A new theory surrounding XRP’s long-standing price stagnation is making waves in the crypto community. Jesse, a researcher at Apex Crypto, argues that the token’s value may be facing deliberate constraints, pointing to a subtle but intriguing change in a 2021 Citibank document.

The paper originally referenced a “Regulated Internet of Value” before the terminology was later updated to “Regulated Liability Network.” Jesse believes the shift was intentional, arguing that the original phrase closely aligned with Ripple’s vision and made the connection to the company too obvious.

His claims have reignited a debate that has followed XRP for years: why has the token struggled to achieve sustained price growth despite Ripple’s expanding institutional footprint and continued development of payment infrastructure?

The Institutional Infrastructure Argument

At the center of Jesse’s thesis is the idea that Citibank’s original language mirrored Ripple’s Internet of Value concept and the objectives of the Interledger Protocol. In his view, the later rebranding did not alter the underlying framework but simply removed terminology that could be directly associated with Ripple.

The argument gains further attention because Tony McLaughlin, one of the architects behind the Regulated Liability Network, has described the initiative as a shared-ledger model for tokenized bank deposits. The framework bears notable similarities to the type of interconnected financial ecosystem Ripple has spent years advocating.

Meanwhile, discussions around next-generation payment rails are accelerating. The Bank for International Settlements has explored unified ledger systems capable of connecting central banks, commercial banks, and tokenized assets on a single infrastructure. Such models are often viewed as potential successors to parts of today’s correspondent banking network and could eventually challenge the dominance of SWIFT in cross-border settlements.

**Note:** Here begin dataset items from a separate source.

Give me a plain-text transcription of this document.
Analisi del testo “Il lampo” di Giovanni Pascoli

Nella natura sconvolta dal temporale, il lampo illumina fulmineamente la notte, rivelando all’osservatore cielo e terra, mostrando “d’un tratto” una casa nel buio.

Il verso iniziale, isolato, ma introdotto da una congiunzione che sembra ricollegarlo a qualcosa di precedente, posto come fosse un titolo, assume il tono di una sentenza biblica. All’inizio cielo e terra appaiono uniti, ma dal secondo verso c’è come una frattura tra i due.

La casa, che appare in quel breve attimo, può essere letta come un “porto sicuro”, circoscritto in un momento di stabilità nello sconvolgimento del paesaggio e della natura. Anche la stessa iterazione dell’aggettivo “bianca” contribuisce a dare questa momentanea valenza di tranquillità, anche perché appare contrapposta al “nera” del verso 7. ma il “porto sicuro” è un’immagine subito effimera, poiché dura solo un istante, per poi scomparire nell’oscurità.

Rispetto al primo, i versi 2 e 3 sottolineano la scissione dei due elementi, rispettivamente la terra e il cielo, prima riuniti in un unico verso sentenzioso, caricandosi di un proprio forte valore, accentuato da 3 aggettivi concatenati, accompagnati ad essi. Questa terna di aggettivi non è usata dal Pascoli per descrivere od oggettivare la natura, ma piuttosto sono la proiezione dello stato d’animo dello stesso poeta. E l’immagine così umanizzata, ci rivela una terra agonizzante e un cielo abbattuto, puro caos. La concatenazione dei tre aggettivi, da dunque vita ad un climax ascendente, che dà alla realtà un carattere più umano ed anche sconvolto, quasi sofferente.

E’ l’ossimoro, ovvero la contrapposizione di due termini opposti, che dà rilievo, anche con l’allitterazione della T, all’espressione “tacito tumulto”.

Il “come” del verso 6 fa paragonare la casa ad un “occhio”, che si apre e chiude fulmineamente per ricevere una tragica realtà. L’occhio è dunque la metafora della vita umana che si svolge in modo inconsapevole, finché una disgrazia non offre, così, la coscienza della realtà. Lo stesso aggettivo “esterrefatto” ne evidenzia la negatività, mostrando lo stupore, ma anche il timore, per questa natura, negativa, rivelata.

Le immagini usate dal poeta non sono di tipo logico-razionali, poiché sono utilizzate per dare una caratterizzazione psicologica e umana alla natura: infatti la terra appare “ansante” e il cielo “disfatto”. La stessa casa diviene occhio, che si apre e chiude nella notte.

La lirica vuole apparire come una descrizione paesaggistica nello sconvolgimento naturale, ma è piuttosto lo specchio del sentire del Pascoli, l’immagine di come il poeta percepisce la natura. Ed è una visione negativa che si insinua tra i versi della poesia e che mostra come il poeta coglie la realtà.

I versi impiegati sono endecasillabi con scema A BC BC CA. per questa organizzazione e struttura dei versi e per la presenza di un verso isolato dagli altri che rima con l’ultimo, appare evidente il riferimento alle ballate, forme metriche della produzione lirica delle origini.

According to Jesse, if XRP—or technology derived from Ripple’s ecosystem—ultimately becomes embedded within these systems, institutional stakeholders would have little incentive to support dramatic price volatility. A stable settlement asset, he argues, would be more attractive than one prone to speculative surges.

A Theory Without Direct Evidence

Despite the growing discussion, the theory remains speculative. Ripple executives have consistently rejected suggestions of coordinated price control. CEO Brad Garlinghouse has previously stated that XRP’s enormous daily trading volume makes it too liquid for any single participant to manipulate effectively. CTO David Schwartz has also argued that XRP’s market performance generally follows trends seen across the broader large-cap altcoin sector.

Regulatory findings have likewise failed to support claims of suppression. Before filing its enforcement action against Ripple in 2020, the SEC conducted an investigation lasting roughly 18 months and did not allege price manipulation by the company.

As a result, Jesse’s case relies largely on circumstantial connections, institutional developments, and interpretations of public documents rather than concrete evidence such as trading records, internal communications, or regulatory disclosures.

Even so, the discussion continues to gain attention. For a growing number of researchers and market observers, the gap between Ripple’s institutional ambitions and XRP’s relatively modest long-term performance remains a question worth exploring.